Open cubiq opened 1 year ago
@cubiq hi, can you give a description of how to implement multiple images?
you can send a batch of tensors in the form of like (4, 224, 224, 3)
for 4 images (you can just stack them).
this is an example with 4 images:
@cubiq this is achieved by concat the image features of 4 images ( 16 x 4 = 64 tokens)? I see another blog https://civitai.com/articles/2345, I am not sure that if your implementation is same as that.
yes exactly.
the blog you linked uses more or less the same code as mine.
Could someone please provide an example of how to use multiple images outside of Comfy?
Would something like this work perhaps? Is my understanding correct?

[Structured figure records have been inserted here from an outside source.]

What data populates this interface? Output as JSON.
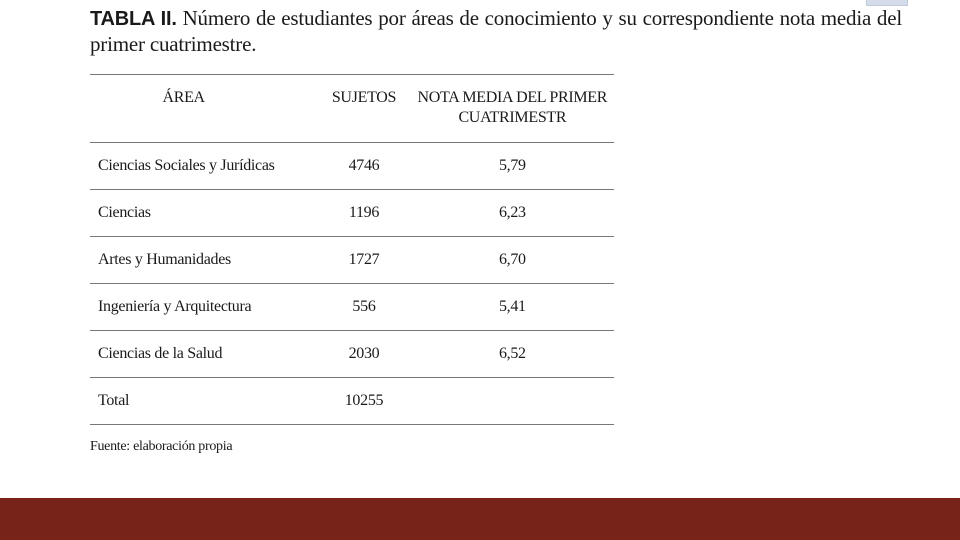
{
  "caption": {
    "label": "TABLA II.",
    "text": "Número de estudiantes por áreas de conocimiento y su correspondiente nota media del primer cuatrimestre."
  },
  "table": {
    "headers": {
      "area": "ÁREA",
      "sujetos": "SUJETOS",
      "nota_line1": "NOTA MEDIA DEL PRIMER",
      "nota_line2": "CUATRIMESTR"
    },
    "rows": [
      {
        "area": "Ciencias Sociales  y Jurídicas",
        "sujetos": "4746",
        "nota": "5,79"
      },
      {
        "area": "Ciencias",
        "sujetos": "1196",
        "nota": "6,23"
      },
      {
        "area": "Artes y Humanidades",
        "sujetos": "1727",
        "nota": "6,70"
      },
      {
        "area": "Ingeniería  y Arquitectura",
        "sujetos": "556",
        "nota": "5,41"
      },
      {
        "area": "Ciencias  de la Salud",
        "sujetos": "2030",
        "nota": "6,52"
      },
      {
        "area": "Total",
        "sujetos": "10255",
        "nota": ""
      }
    ]
  },
  "source": "Fuente: elaboración propia",
  "colors": {
    "footer_bar": "#772319",
    "table_rule": "#777777"
  }
}
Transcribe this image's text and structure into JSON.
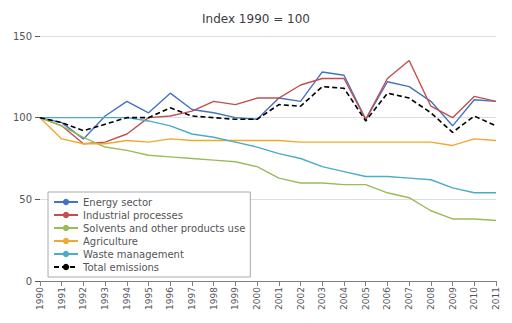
{
  "chart_data": {
    "type": "line",
    "title": "Index 1990 = 100",
    "x": [
      1990,
      1991,
      1992,
      1993,
      1994,
      1995,
      1996,
      1997,
      1998,
      1999,
      2000,
      2001,
      2002,
      2003,
      2004,
      2005,
      2006,
      2007,
      2008,
      2009,
      2010,
      2011
    ],
    "series": [
      {
        "name": "Energy sector",
        "color": "#4472c4",
        "line_style": "solid",
        "values": [
          100,
          97,
          87,
          101,
          110,
          103,
          115,
          105,
          103,
          100,
          99,
          112,
          110,
          128,
          126,
          99,
          122,
          119,
          110,
          95,
          111,
          110
        ]
      },
      {
        "name": "Industrial processes",
        "color": "#c0504d",
        "line_style": "solid",
        "values": [
          100,
          95,
          84,
          85,
          90,
          100,
          101,
          104,
          110,
          108,
          112,
          112,
          120,
          124,
          124,
          99,
          124,
          135,
          107,
          100,
          113,
          110
        ]
      },
      {
        "name": "Solvents and other products use",
        "color": "#9bbb59",
        "line_style": "solid",
        "values": [
          100,
          95,
          88,
          82,
          80,
          77,
          76,
          75,
          74,
          73,
          70,
          63,
          60,
          60,
          59,
          59,
          54,
          51,
          43,
          38,
          38,
          37
        ]
      },
      {
        "name": "Agriculture",
        "color": "#f0a830",
        "line_style": "solid",
        "values": [
          100,
          87,
          84,
          84,
          86,
          85,
          87,
          86,
          86,
          86,
          86,
          86,
          85,
          85,
          85,
          85,
          85,
          85,
          85,
          83,
          87,
          86
        ]
      },
      {
        "name": "Waste management",
        "color": "#4bacc6",
        "line_style": "solid",
        "values": [
          100,
          100,
          100,
          100,
          100,
          98,
          95,
          90,
          88,
          85,
          82,
          78,
          75,
          70,
          67,
          64,
          64,
          63,
          62,
          57,
          54,
          54
        ]
      },
      {
        "name": "Total emissions",
        "color": "#000000",
        "line_style": "dashed",
        "values": [
          100,
          97,
          92,
          96,
          100,
          100,
          106,
          101,
          100,
          99,
          99,
          108,
          107,
          119,
          118,
          98,
          115,
          112,
          103,
          91,
          101,
          95
        ]
      }
    ],
    "xlim": [
      1990,
      2011
    ],
    "xticks": [
      1990,
      1991,
      1992,
      1993,
      1994,
      1995,
      1996,
      1997,
      1998,
      1999,
      2000,
      2001,
      2002,
      2003,
      2004,
      2005,
      2006,
      2007,
      2008,
      2009,
      2010,
      2011
    ],
    "ylim": [
      0,
      150
    ],
    "yticks": [
      0,
      50,
      100,
      150
    ],
    "grid": true,
    "legend": "lower left"
  }
}
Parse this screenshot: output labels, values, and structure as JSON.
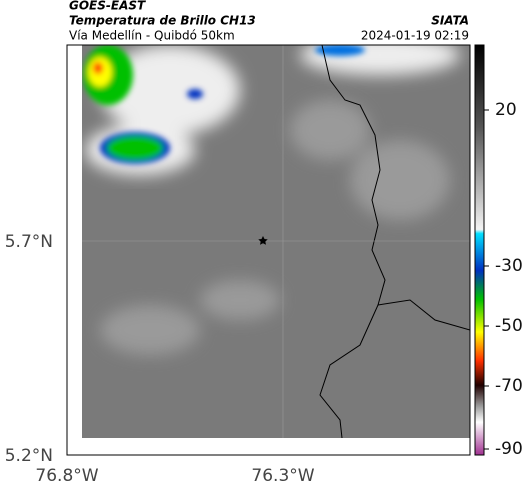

image_paths = ["img1", "img2", "img3", "img4"]
image_tensors = []
transform = transforms.Compose([
transforms.Resize((224, 224)),
transforms.ToTensor()
])
for path in image_paths:
image = Image.open(path)
image_tensor = transform(image)
image_tensors.append(image_tensor)
image_batch = torch.stack(image_tensors)
print(image_batch.shape) # Should print torch.Size([4, 3, 224, 224])
images = ip_model.generate(pil_images=image_batch, num_samples=num_samples, num_inference_steps=30, seed=42)
yes, stacking should work
Hmm since the get_image_embeds method is designed work with PIL images, would something like this suffice?
pil_images = [Image.open(path).resize((224, 224)) for path in image_paths]
btw looks like Comfy is using this node type for image batching: https://github.com/comfyanonymous/ComfyUI/blob/213976f8c3ea3f45f0c692dd8aac2fd9fea433e3/nodes.py#L1490
class ImageBatch:
@classmethod
def INPUT_TYPES(s):
return {"required": { "image1": ("IMAGE",), "image2": ("IMAGE",)}}
RETURN_TYPES = ("IMAGE",)
FUNCTION = "batch"
CATEGORY = "image"
def batch(self, image1, image2):
if image1.shape[1:] != image2.shape[1:]:
image2 = comfy.utils.common_upscale(image2.movedim(-1,1), image1.shape[2], image1.shape[1], "bilinear", "center").movedim(1,-1)
s = torch.cat((image1, image2), dim=0)
return (s,)
So far my results are terrible 🥲
that looks like you are sending the cond images to the uncond as well
when i try this method, output images are generated based on distinct images of the batch. However, as i understand output images should be a synthesis based on all the images in the batch. which is it ? If it is the second one how should i pass the images to the ip-adapter generate function ?
please note that I work mainly with comfyui so I wasn't aware of the diffusers situation.
I had a quick look at the code and it seems that only the first image is prompted no matter how many images are sent. The image encoder works as expected and correctly encodes all the images so there must be some clipping happening somewhere down the line.
I'll work on a diffuser project soon so I might be looking into this
Thanks @cubiq! If you have a github sponsor or kofi link I would be happy to help support development of this feature!
I was able to implement image weighting in ComfyUI @xiaohu2015
In the image below you can see two different results using the same 2 images with different weights
as always the code here https://github.com/cubiq/ComfyUI_IPAdapter_plus
Regarding Diffusers the thing is a bit more complicated, the current implementation offered by tencent-ailab is a bit too "rigid" and it would require some refactoring... a more dynamic approach would be for the library to only exports the embeds and then the user can integrate those into any pipeline (given the right combination of encoder/ipadapter model/main checkpoint). Alternatively the official API should be followed a bit more closely. I'll look into it in the coming days
Okay good news, I was able to replicate all the comfyui features in diffusers.
On the left is the diffusers image that as you can see is very close to the image on the right generated with 2 images in ComfyUI (the difference in sharpness is caused by different sampling algorithms used for the image encoder).
It's just a matter merging the image embeds and increasing the number or tokens in the attention processor. I'll do some code clean up and post the code somewhere!
That is huge 💪 Can't wait to test it out!
More info about the new code here #99
You can find the code and examples in my repo https://github.com/cubiq/Diffusers_IPAdapter
It's still a bit experimental, but should be enough to get you started. Have fun!
when sending a batch of images for the conditioning, how would you go at giving a different weight at each of them?